Understand Proper Nutrition For Pregnancy 101
There are many things a woman can do to grow a healthy, full-term baby. Eating a healthful, well-balanced diet is the most important of them all. Proper nutrition helps you avoid a premature birth, preeclampsia, eclampsia, or gestational diabetes. Diligence in this will pay off with an easier pregnancy, an easier delivery, and a healthy, happy baby. If you can’t afford to follow a good diet, apply for the WIC (Women, Infants, and Children) program, which is available nation-wide. These coupons can be used at all grocery stores and many farmers markets.
What should you eat? It’s really pretty simple. Imagine your dinner plate. Divide it in half. One half should be filled with vegetables of assorted colors: green, yellow, red, white. Things like peas, broccoli, green beans, dark, leafy greens, and asparagus are green. Corn, sweet potatoes, and yams are yellow. Bell peppers, tomatoes, and eggplant are red. Cauliflower, mushrooms, and potatoes are white. Technically, some of these things are not vegetables, but for our purposes, this is the category they go in.

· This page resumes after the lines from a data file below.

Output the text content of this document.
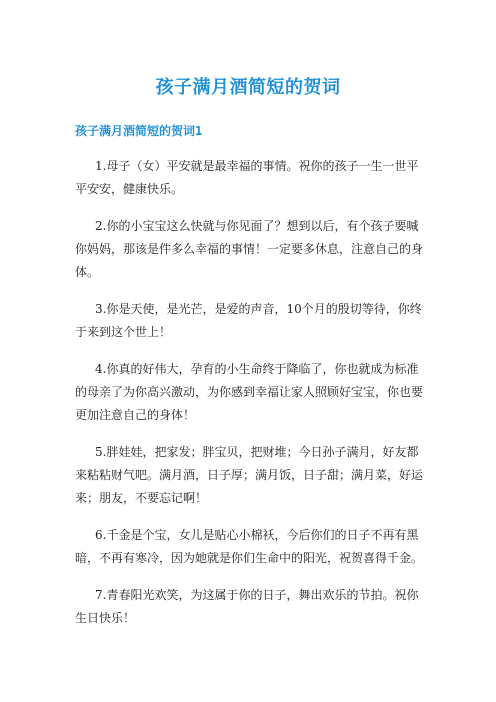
孩子满月酒简短的贺词
孩子满月酒简短的贺词1

1.母子（女）平安就是最幸福的事情。祝你的孩子一生一世平平安安，健康快乐。

2.你的小宝宝这么快就与你见面了？想到以后，有个孩子要喊你妈妈，那该是件多么幸福的事情！一定要多休息，注意自己的身体。

3.你是天使，是光芒，是爱的声音，10个月的殷切等待，你终于来到这个世上！

4.你真的好伟大，孕育的小生命终于降临了，你也就成为标准的母亲了为你高兴激动，为你感到幸福让家人照顾好宝宝，你也要更加注意自己的身体！

5.胖娃娃，把家发；胖宝贝，把财堆；今日孙子满月，好友都来粘粘财气吧。满月酒，日子厚；满月饭，日子甜；满月菜，好运来；朋友，不要忘记啊！

6.千金是个宝，女儿是贴心小棉袄，今后你们的日子不再有黑暗，不再有寒冷，因为她就是你们生命中的阳光，祝贺喜得千金。

7.青春阳光欢笑，为这属于你的日子，舞出欢乐的节拍。祝你生日快乐！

The other half of your plate is divided in half again. In one section, you put your protein. This can be chicken, beef, pork, lamb, and other meats, seafood, or vegetarian options such as tofu, cheese, or beans. For the most part, be careful to choose lean cuts of meat, or low-fat versions of cheese.
The final quarter of your plate will be filled with a starch. This can include items from the vegetable category, such as the potatoes and yams, or beans, which are also a protein. Other items are rice, bread, pasta, and other grains. The most important thing – and this is really important – is that you choose whole grains. Your breads should be made with whole grain flour (it will say so on the label), your rice should be brown. Other excellent grains are quinoa (also high in protein), kasha, wheat berries, and whole grain cornmeal. Steel cut oatmeal is practically the best thing you can eat for breakfast.
Every day, be sure to drink a quart of milk or eat milk products, such as cheese or yogurt. Have two eggs every day. Include a serving or two of fruit. Eat small amounts – three meals, and a snack between each meal and before you go to bed. Salt your food to taste, and drink eight glasses of water or other liquid each day. It also helps to know what should not be included in the pregnant woman’s diet. This includes the obvious, such as alcohol, to the not-so-obvious, such as caffeine, sugar, and junk food, to the disputed, such as processed food. Do your best to avoid refined foods of any kind.